Arrivé à la maison, boulevard des Rocs, je fus encore plus surpris de voir ta voiture devant le garage ! J’eus à peine le temps de descendre de ma mob que la voisine, Madame Barasc, vint me dire que tu avais fait un malaise et qu’on t’avait emmené à l’hôpital, mais « rien de grave » disait-elle. La porte d’entrée était ouverte, il y avait une agitation inhabituelle. Une autre voisine et sa fille me disent : « Ta maman est là-haut, elle se repose, Tes soeurs sont dans leur chambre ». La seule qui est dans le salon au rez-de-chaussée est grand-mère, que tu es allé chercher à L’Ile d’Elle (en Vendée). Elle dit et répète que tu as dû mal digérer le déjeuner qu’elle t’avait préparé, du poulet. Je ne saurai rien de plus de ton « malaise », même si je n’en mène pas large. Je me doute bien qu’on ne t’a pas emmené à l’hôpital pour une petite indisposition. Malgré le froid, je me place sous le porche d’entrée, la fille des Bordage reste auprès de moi, me fait la conversation, en attendant le retour de l’ambulance des pompiers et du voisin kinésithérapeute qui t’a accompagné à l’hôpital.

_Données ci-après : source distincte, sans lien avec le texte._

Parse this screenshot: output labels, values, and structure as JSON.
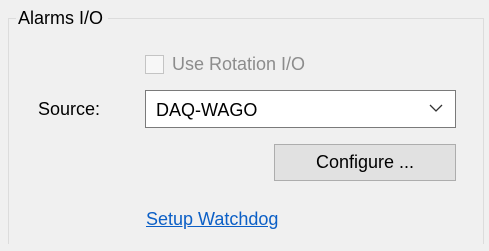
{
  "group": {
    "title": "Alarms I/O"
  },
  "rotation_checkbox": {
    "label": "Use Rotation I/O",
    "checked": false,
    "enabled": false
  },
  "source": {
    "label": "Source:",
    "selected": "DAQ-WAGO"
  },
  "configure_button": {
    "label": "Configure ..."
  },
  "watchdog_link": {
    "label": "Setup Watchdog"
  },
  "icons": {
    "dropdown": "chevron-down-icon"
  },
  "colors": {
    "background": "#f0f0f0",
    "link": "#0b5fc6",
    "disabled_text": "#8c8c8c",
    "button_face": "#e1e1e1"
  }
}
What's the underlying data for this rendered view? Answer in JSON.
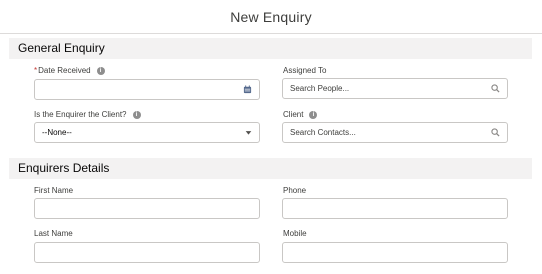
{
  "modal": {
    "title": "New Enquiry"
  },
  "sections": [
    {
      "title": "General Enquiry"
    },
    {
      "title": "Enquirers Details"
    }
  ],
  "fields": {
    "date_received": {
      "label": "Date Received",
      "value": ""
    },
    "assigned_to": {
      "label": "Assigned To",
      "placeholder": "Search People..."
    },
    "is_enquirer_client": {
      "label": "Is the Enquirer the Client?",
      "value": "--None--"
    },
    "client": {
      "label": "Client",
      "placeholder": "Search Contacts..."
    },
    "first_name": {
      "label": "First Name",
      "value": ""
    },
    "phone": {
      "label": "Phone",
      "value": ""
    },
    "last_name": {
      "label": "Last Name",
      "value": ""
    },
    "mobile": {
      "label": "Mobile",
      "value": ""
    }
  },
  "colors": {
    "required": "#c23934",
    "section_bg": "#f3f2f2",
    "border": "#c9c7c5",
    "icon": "#706e6b"
  }
}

J’ai compris qu’il était trop tard

Les minutes sont bien longues, jusqu’à ce que le fourgon rouge apparaisse, tous feux éteints, dans l’impasse au fond de laquelle se trouve notre maison. Les pompiers te ramènent ? En une seconde, je comprends que non : le kiné descend de l’ambulance, met ses bras en croix, je devine instantanément que ce n’est pas le signe d’une bonne nouvelle. J’ai compris qu’il était trop tard*, que tu ne rentrerais pas à la maison.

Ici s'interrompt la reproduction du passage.